Tract « À tous les travailleurs de la pensée et des bras’ » (on reconnaît dans cette appellation l’influence de la Charte de Lyon de la CGT-SR), tiré à Toulouse en 1943 à 5 000 exemplaires, dans l’imprimerie des frères Lyon.

Ce tract a été composé à Marseille par Jean Saulière, alias André Arru, Voline et leurs camarades. Il définit la position politique des anarcho-syndicalistes nous l’Occupation.

FEDERATION INTERNATIONALE SYNDICALISTE REVOLUTIONNAIRE

À TOUS LES TRAVAILLEURS DE LA PENSEE ET DES BRAS

Au moment où l’humanité, dirigée par des fous, des arrivistes et des hypocrites, s’effondre sous les coups répétés des appétits des profiteurs de toutes sortes, nous jetons, une fois de plus, un appel sincère à tous les individus raisonnables et pratiques, pour essayer d’éviter la destruction totale et, profitant du chaos actuel, de les orienter vers une organisation sociale rationnelle et humaine.

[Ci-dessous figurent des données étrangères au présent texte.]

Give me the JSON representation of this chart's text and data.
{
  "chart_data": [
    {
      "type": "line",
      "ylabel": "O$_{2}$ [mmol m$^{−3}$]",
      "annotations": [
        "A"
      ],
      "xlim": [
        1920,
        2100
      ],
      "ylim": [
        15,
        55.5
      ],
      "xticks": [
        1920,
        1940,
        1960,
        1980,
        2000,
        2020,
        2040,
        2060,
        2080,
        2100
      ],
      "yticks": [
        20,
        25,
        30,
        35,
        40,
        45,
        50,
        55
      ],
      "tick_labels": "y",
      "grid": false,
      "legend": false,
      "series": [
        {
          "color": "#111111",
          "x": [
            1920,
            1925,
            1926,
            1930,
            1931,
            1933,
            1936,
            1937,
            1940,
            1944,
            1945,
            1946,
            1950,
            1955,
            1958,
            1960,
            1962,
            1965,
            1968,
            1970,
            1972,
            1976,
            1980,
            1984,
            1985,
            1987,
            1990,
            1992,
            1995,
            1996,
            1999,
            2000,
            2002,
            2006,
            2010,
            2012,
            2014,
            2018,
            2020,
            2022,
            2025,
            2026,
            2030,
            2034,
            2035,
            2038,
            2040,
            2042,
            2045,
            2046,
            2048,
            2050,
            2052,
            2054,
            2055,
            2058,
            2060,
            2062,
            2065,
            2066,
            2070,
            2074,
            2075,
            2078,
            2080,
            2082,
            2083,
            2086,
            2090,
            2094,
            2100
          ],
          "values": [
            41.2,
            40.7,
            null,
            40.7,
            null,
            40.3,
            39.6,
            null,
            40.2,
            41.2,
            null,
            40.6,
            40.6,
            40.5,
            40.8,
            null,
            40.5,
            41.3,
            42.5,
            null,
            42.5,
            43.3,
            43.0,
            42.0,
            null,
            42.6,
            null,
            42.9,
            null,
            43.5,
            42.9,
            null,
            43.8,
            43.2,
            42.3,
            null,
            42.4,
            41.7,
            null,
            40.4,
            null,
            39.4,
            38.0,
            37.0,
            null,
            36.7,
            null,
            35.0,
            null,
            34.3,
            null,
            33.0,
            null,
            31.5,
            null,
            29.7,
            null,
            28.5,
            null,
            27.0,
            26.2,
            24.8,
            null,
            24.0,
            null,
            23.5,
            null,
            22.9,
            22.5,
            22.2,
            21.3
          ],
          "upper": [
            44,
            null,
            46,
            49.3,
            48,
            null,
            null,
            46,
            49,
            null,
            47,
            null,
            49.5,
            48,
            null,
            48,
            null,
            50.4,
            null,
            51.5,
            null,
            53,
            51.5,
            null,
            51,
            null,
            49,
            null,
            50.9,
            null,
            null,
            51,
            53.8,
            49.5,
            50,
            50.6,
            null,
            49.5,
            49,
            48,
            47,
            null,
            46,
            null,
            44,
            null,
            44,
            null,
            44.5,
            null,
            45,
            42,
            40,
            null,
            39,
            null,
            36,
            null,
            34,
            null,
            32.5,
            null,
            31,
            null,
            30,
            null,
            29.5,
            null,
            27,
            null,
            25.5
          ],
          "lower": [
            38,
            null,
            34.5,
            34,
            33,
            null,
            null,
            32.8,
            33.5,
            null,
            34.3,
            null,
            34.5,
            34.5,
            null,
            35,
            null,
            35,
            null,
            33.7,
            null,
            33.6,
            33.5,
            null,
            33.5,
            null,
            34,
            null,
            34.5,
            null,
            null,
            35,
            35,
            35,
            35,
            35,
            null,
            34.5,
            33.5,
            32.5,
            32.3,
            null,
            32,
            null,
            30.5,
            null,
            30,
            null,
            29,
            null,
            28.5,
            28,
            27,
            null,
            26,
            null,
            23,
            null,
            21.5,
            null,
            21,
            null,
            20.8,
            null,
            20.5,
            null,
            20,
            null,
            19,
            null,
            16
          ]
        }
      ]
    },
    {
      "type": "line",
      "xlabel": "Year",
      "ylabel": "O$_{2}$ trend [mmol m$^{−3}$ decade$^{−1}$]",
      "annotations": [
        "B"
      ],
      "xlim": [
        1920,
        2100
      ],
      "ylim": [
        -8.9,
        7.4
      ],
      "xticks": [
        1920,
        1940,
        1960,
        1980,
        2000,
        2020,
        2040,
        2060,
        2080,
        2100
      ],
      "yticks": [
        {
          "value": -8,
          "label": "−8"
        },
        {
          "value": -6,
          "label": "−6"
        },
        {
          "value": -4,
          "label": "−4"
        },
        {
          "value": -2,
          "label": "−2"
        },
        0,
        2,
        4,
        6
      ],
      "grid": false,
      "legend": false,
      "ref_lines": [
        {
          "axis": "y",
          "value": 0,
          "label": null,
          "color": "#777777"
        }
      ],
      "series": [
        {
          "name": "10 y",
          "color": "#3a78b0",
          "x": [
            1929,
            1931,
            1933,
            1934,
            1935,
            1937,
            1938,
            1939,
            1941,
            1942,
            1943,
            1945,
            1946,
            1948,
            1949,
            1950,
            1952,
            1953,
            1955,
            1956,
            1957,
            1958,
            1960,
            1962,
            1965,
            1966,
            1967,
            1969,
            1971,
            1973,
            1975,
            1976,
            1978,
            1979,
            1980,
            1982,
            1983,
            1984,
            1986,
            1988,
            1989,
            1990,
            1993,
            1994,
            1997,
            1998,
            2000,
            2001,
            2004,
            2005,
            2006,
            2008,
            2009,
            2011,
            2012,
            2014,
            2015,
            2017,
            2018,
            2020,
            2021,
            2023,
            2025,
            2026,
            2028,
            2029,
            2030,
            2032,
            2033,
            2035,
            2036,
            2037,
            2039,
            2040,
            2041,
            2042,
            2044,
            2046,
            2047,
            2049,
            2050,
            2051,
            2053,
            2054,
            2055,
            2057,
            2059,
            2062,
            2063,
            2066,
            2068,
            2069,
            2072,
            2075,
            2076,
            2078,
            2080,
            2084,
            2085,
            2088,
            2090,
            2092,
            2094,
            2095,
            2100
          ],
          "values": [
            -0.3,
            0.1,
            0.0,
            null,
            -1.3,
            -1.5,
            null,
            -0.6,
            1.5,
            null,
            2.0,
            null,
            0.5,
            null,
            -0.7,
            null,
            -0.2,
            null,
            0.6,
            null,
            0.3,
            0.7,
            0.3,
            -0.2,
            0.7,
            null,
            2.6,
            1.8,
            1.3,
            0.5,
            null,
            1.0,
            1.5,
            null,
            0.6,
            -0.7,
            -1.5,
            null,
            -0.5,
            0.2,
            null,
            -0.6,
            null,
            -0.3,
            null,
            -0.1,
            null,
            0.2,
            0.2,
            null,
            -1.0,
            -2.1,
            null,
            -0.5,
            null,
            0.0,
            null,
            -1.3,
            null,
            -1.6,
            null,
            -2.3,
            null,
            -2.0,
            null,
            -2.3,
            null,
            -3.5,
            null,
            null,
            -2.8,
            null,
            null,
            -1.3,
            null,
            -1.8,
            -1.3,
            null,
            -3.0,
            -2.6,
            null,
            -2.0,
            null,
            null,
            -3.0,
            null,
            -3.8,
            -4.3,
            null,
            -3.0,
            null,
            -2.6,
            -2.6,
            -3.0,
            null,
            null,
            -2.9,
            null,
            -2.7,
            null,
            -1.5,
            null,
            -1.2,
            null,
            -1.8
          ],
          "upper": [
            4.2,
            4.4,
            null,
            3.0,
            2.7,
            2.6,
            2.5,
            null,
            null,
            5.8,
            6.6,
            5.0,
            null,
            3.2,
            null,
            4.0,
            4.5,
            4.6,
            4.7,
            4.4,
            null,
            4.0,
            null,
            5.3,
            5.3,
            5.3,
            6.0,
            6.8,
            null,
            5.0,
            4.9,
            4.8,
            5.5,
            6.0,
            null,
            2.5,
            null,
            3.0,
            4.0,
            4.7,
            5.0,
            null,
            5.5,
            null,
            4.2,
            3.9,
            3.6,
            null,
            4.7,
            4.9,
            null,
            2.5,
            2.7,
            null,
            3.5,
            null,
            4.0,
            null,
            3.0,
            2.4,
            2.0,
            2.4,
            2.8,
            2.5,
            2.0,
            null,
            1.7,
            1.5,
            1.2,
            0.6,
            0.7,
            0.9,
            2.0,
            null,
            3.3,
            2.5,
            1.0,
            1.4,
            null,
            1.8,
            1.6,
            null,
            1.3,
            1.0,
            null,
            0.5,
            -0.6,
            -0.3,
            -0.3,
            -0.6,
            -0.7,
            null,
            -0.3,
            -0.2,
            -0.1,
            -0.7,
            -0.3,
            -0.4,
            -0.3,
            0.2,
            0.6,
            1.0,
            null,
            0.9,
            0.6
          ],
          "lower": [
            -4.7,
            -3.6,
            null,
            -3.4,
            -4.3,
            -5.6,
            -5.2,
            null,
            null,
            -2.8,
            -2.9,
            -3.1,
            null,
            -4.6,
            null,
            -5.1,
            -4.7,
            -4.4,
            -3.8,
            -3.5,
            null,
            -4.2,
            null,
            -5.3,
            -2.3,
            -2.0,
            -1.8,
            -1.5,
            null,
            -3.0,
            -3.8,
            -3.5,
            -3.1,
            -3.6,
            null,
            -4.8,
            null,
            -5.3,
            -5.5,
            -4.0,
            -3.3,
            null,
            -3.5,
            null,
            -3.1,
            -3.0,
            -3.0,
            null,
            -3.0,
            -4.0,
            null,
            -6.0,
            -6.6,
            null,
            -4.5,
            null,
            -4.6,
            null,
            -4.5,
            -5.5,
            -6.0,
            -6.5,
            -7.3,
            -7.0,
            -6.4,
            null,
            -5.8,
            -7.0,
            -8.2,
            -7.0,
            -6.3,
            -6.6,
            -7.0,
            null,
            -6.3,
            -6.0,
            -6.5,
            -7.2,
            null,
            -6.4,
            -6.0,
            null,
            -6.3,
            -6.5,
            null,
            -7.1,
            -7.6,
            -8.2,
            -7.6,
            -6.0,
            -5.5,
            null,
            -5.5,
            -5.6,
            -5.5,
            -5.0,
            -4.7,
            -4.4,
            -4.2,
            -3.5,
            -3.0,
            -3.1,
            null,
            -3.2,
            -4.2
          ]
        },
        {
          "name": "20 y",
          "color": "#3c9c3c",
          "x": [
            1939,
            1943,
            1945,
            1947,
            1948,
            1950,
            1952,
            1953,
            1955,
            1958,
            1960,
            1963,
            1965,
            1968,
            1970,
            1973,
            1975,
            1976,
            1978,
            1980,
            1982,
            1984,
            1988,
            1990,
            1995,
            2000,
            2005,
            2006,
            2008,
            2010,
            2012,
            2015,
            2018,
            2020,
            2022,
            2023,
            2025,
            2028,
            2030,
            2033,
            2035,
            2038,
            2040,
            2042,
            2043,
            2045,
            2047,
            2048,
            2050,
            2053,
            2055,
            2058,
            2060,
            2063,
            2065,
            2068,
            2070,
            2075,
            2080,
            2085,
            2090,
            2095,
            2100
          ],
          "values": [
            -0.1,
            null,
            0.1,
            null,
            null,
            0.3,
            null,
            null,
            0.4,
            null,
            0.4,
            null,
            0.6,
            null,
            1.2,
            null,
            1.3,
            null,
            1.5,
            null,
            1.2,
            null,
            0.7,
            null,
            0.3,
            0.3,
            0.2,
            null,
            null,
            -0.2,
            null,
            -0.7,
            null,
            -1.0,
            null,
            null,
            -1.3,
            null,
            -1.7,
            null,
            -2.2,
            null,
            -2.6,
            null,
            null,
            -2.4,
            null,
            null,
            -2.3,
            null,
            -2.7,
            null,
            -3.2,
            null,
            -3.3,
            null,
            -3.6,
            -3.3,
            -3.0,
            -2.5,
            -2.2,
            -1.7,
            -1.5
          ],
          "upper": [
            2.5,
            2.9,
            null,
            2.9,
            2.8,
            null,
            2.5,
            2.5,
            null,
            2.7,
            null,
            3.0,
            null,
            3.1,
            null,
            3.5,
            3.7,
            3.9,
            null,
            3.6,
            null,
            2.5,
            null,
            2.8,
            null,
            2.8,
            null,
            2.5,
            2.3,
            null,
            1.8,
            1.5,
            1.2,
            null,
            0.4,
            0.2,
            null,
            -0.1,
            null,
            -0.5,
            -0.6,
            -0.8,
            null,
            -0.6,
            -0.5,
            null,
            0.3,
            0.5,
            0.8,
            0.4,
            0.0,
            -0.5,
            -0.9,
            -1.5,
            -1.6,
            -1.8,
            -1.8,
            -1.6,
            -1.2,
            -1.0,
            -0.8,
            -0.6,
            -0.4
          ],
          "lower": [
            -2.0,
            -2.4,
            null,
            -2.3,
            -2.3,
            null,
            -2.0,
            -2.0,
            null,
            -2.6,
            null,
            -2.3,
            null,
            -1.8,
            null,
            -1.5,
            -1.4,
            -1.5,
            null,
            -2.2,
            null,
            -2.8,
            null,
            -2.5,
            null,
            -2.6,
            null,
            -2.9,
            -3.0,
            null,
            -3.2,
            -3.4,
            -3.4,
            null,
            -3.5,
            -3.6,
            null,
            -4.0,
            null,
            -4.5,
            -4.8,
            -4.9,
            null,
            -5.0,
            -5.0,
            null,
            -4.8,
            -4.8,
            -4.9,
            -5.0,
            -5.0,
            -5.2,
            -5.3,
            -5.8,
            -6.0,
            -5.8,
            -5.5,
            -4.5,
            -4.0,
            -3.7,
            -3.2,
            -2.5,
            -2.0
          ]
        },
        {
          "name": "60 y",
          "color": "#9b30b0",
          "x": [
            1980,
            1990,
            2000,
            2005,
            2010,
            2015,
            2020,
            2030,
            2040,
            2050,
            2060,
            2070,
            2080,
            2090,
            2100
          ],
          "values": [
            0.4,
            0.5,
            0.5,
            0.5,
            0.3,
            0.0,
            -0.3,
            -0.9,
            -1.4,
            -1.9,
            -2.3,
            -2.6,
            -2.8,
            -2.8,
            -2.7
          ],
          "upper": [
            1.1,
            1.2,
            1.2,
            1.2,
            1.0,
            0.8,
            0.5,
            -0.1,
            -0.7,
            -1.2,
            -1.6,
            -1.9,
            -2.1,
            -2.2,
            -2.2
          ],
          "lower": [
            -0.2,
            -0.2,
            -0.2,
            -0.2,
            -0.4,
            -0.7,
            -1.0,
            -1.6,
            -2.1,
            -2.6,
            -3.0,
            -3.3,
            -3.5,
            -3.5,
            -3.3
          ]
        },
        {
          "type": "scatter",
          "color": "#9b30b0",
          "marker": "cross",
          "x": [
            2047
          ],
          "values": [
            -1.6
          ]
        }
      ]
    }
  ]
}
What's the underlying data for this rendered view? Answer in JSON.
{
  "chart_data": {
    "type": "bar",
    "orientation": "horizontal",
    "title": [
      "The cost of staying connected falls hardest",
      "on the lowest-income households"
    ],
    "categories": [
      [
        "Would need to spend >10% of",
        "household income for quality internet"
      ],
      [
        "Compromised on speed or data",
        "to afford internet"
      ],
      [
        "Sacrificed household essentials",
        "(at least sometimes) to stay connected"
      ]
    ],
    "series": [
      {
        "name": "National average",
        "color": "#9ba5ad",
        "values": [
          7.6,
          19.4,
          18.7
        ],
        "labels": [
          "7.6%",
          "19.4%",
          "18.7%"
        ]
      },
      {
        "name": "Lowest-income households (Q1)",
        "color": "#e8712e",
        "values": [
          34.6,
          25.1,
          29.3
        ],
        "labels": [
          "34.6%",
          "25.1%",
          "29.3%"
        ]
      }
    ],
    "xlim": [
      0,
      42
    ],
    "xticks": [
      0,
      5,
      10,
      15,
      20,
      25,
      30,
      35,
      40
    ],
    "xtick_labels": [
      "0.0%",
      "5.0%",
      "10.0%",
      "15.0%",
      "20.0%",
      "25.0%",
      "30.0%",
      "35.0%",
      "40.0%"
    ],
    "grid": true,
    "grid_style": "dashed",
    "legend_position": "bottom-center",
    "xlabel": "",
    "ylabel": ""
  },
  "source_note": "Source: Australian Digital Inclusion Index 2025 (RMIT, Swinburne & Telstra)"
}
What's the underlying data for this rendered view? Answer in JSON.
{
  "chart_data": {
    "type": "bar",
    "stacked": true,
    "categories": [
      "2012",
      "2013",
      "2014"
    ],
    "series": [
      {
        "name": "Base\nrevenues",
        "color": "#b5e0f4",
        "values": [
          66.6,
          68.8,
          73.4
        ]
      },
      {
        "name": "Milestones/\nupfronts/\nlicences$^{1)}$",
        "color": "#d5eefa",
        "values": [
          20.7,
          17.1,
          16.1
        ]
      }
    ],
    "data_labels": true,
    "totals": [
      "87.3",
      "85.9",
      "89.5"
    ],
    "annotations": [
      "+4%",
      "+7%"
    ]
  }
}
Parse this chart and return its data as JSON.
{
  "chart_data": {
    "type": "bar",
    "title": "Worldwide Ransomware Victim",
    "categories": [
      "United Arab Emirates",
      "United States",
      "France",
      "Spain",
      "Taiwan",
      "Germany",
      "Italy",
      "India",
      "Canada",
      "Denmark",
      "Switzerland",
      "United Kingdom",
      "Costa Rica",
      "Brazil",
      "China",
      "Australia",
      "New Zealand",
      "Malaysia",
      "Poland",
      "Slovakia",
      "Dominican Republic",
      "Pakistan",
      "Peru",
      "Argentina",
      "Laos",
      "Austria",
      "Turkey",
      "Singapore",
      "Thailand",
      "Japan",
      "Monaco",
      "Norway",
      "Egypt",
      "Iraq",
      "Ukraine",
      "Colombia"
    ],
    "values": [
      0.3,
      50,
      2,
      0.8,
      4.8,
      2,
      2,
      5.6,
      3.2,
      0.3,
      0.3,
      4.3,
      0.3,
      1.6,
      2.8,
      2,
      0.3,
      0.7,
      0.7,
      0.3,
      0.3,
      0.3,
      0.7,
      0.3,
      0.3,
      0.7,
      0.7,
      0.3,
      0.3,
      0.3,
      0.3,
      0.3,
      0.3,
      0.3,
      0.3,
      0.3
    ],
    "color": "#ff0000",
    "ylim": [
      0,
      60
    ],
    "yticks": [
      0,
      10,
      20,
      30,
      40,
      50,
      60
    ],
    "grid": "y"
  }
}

Indéniablement, c’est par la faute de tous les gouvernements que le sang des travailleurs coule à flots, dans tous les pays, depuis plus de trois années. Si, effectivement, ce sont Hitler et Mussolini qui, en dernier lieu . provoquèrent le conflit, il y a d’autres responsables : la finance internationale, les trusts industriels et financiers qui, de 1919 à 1930, financèrent le mouvement fasciste italien et le national-socialisme allemand et, de 1930 à 1939, payèrent la presse des différents pays démocratiques et fascistes, pour faire les campagnes bellicistes qui devaient provoquer un réarmement puissant et sans limite de toutes les nations, qui devait trouver sa conclusion dans la guerre actuelle, en même temps que le conflit enrayait tout mouvement de libération des masses travailleuses.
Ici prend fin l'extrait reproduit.